Borussia Dortmund hat im Titelrennen einen herben Rückschlag hinnehmen müssen und dem FC Bayern damit den Weg zur Meisterschaft fast freigemacht. Am 30. Bundesliga-Spieltag unterlag der letzte verbliebene Verfolger der Münchner bei der TSG Hoffenheim in letzter Sekunde mit 1:2. Matchwinner für die Gastgeber war Andrej Kramaric, der beide Tore per Handelfmeter nach Videobeweis erzielte.
Damit reicht den Bayern am Sonntag im Heimspiel gegen den VfB Stuttgart bereits ein Remis, um die 35. Meisterschaft der Vereinsgeschichte perfekt zu machen. Kramaric traf vor 30.150 Zuschauern in der 42. Minute und tief in der Nachspielzeit. Den zwischenzeitlichen Ausgleich für den BVB besorgte Joker Serhou Guirassy in der 87. Minute.

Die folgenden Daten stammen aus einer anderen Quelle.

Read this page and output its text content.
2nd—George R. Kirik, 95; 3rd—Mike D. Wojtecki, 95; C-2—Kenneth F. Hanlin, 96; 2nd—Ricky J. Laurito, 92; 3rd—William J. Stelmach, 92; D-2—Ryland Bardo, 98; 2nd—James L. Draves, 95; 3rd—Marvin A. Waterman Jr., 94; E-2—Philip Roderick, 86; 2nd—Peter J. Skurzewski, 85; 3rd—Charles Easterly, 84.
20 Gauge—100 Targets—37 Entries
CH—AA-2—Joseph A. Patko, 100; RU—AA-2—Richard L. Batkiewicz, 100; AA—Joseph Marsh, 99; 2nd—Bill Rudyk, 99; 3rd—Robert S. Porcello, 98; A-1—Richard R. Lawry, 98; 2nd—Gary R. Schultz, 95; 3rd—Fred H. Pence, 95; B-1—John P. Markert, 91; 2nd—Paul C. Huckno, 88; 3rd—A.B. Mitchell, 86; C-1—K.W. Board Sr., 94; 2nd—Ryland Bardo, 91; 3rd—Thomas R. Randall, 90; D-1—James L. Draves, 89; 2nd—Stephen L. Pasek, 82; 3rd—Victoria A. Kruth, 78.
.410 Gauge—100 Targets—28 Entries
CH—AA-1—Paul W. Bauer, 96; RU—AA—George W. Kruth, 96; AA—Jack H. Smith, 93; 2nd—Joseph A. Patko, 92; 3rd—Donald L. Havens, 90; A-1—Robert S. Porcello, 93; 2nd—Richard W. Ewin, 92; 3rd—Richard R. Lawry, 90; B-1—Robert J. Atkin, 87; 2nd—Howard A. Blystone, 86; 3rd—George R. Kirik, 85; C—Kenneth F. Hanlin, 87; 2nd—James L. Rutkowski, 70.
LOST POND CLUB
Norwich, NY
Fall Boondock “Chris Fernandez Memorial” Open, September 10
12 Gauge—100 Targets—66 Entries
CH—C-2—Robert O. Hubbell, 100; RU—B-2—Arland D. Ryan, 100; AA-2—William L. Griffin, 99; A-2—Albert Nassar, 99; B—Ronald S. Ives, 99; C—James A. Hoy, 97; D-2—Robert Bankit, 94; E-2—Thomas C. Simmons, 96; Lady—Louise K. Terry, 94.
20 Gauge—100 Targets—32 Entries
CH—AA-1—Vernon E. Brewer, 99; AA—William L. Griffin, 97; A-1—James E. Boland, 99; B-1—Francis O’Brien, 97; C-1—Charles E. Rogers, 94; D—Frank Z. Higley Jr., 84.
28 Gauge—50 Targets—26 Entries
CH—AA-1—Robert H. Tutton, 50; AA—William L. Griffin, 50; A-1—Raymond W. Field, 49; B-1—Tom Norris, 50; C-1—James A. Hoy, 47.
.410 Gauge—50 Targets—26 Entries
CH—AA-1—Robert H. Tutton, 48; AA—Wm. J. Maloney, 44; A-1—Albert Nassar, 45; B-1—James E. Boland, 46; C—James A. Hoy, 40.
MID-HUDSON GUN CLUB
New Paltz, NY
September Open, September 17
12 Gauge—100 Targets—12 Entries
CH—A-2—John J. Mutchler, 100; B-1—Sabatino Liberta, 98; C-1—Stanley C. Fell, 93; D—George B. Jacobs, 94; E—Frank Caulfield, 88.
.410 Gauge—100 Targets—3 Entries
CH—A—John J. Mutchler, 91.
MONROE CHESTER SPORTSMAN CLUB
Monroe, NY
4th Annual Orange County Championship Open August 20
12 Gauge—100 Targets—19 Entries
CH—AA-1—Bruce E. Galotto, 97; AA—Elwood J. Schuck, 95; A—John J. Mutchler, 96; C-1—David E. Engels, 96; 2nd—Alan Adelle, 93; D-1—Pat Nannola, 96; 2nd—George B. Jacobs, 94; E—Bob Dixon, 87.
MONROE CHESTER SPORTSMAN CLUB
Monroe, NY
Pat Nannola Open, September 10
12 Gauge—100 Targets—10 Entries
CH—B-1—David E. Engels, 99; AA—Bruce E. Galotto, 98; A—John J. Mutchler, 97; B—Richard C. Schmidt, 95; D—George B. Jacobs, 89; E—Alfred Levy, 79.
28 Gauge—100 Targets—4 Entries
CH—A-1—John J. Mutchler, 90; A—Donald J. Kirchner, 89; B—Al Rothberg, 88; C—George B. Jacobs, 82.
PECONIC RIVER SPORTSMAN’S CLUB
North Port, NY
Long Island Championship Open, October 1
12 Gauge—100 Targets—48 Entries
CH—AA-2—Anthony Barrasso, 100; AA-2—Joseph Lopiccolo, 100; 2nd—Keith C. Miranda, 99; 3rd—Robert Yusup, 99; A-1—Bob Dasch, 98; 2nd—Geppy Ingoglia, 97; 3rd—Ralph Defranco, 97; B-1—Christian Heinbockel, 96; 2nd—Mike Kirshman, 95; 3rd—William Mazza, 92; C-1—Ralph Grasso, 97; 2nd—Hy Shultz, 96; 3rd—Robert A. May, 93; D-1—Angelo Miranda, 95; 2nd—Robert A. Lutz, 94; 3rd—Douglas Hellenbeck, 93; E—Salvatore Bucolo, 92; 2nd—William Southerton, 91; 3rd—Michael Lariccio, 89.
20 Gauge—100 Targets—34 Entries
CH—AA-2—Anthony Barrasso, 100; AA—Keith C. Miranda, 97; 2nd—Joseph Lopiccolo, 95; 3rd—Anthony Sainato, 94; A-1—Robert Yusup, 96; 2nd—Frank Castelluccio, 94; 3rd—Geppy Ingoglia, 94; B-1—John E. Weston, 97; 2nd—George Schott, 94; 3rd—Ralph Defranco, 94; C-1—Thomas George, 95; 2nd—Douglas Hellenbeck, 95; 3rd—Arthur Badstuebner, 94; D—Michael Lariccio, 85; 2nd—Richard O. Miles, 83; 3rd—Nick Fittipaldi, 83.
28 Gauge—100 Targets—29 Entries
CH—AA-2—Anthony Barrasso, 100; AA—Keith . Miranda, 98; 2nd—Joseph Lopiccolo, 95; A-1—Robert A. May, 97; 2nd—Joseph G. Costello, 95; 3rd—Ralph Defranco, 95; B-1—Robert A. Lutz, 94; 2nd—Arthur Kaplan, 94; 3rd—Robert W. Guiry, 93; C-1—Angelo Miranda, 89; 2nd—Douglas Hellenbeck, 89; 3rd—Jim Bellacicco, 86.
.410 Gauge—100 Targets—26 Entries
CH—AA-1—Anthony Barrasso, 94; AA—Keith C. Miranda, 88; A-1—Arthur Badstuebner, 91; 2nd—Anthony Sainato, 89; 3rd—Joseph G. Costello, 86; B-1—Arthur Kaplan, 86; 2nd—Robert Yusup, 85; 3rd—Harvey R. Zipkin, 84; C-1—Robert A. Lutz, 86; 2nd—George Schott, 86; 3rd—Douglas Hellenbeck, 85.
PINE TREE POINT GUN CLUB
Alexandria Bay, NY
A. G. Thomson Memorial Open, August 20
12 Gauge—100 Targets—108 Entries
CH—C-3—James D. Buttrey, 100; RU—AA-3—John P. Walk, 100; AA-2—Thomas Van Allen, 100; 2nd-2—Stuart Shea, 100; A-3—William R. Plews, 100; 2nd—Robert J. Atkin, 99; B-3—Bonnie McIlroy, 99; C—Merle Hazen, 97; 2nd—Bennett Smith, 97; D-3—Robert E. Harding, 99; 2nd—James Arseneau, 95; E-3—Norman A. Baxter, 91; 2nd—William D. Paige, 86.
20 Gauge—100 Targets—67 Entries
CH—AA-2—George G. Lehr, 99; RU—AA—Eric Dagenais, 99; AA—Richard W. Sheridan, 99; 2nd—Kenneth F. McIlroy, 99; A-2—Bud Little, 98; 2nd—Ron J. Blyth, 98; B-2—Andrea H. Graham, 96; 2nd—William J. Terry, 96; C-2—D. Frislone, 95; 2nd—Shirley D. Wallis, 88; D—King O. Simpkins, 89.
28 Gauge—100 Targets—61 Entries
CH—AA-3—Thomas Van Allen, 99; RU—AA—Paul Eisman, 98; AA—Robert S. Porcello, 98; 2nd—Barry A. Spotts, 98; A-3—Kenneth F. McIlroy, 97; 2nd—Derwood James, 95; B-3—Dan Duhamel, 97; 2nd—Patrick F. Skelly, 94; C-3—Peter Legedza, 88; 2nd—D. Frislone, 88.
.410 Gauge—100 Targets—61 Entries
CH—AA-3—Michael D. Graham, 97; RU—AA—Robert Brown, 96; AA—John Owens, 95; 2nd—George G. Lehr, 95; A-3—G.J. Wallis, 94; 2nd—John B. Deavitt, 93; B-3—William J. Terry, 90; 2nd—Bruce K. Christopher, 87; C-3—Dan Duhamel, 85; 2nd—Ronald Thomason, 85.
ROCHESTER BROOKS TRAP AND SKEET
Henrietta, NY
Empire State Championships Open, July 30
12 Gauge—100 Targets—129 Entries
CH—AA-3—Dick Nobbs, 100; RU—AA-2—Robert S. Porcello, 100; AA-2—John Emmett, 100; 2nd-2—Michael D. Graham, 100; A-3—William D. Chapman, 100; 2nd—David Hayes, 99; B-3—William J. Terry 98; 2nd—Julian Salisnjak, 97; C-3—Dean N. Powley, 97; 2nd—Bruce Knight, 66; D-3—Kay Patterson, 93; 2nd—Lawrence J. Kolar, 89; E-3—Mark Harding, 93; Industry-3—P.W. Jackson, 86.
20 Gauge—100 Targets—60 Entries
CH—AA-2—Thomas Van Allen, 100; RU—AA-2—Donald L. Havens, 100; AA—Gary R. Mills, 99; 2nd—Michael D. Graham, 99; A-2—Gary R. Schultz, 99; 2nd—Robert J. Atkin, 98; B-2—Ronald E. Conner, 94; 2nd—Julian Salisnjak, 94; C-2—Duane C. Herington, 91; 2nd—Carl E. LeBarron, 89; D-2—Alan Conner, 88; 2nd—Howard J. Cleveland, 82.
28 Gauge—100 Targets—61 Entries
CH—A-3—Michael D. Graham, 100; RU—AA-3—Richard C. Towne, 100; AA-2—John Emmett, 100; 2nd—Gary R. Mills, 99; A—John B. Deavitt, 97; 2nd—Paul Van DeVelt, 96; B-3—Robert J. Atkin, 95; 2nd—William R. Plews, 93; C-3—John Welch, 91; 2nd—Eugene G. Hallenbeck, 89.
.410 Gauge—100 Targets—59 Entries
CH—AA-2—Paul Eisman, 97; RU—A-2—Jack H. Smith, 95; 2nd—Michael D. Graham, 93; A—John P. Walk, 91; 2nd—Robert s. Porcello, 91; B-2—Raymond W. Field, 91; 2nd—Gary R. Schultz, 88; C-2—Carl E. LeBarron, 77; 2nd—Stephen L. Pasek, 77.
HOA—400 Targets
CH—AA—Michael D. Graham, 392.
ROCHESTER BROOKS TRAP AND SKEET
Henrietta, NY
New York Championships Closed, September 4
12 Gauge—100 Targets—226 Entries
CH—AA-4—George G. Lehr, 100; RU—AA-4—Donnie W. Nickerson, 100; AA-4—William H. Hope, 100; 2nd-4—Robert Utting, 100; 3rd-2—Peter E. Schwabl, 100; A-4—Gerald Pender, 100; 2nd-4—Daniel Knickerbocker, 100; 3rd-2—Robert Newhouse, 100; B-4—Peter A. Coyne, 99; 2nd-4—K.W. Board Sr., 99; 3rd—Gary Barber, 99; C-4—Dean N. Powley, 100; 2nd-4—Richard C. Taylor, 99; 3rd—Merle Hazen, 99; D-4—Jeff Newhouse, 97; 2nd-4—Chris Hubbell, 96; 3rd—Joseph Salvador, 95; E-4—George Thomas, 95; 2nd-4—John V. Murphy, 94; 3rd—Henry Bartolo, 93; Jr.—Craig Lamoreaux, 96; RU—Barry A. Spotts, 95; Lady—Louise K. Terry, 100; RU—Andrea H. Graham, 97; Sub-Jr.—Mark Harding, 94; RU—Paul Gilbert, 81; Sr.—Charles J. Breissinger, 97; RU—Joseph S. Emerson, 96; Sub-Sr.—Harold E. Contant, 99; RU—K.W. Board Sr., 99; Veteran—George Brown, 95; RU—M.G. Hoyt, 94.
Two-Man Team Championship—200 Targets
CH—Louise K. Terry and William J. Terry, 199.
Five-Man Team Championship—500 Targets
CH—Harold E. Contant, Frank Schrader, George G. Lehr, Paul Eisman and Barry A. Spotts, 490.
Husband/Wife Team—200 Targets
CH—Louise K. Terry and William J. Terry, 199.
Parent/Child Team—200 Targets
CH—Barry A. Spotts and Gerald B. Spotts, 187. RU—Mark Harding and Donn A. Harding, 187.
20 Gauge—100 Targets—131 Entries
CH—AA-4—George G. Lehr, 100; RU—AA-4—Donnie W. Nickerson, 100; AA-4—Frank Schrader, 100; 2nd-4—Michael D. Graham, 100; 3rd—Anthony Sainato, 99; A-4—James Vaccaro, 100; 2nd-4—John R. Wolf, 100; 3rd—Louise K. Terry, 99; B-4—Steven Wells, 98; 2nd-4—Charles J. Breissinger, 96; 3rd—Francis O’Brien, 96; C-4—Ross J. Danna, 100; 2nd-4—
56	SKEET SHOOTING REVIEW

Süle erst unglücklich, dann verletzt raus
Hoffenheim wäre beinahe ein Blitzstart gelungen: Schon nach wenigen Sekunden zog Fisnik Asllani aus spitzem Winkel ab, doch Niklas Süle klärte zur Ecke. Der Abwehrspieler stand nach längerer Pause erstmals wieder in der Dortmunder Anfangsformation, wurde am Ende aber zur unglücklichen Figur des Abends.
Kurz vor der Pause blieb Süle bei einer Defensivaktion im Rasen hängen, ging zu Boden und verletzte sich offenbar am Knie. Zusätzlich sprang ihm bei einem Schuss von Kramaric der Ball im Strafraum an den Arm. Nach Einschalten des Videoassistenten entschied Schiedsrichter Daniel Siebert auf Strafstoß.
Kramaric trifft vom Punkt
Kramaric verwandelte sicher und beendete damit zugleich seine kleine Torflaute, nachdem er in den sechs Spielen zuvor leer ausgegangen war. Insgesamt war es sein elfter Saisontreffer.
Die Pausenführung für Hoffenheim war verdient. Die Gastgeber agierten aggressiv im Pressing, hatten mehr vom Spiel und die klareren Chancen. Tim Lemperle traf früh die Latte, zudem musste Gregor Kobel gegen Kramaric stark parieren.
Vom BVB kam offensiv zunächst kaum etwas. Ein Kopfball von Maximilian Beier war noch die beste Gelegenheit einer insgesamt schwachen ersten Halbzeit der Gäste. Die Statistik sprach deutlich für Hoffenheim, das wesentlich häufiger zum Abschluss kam.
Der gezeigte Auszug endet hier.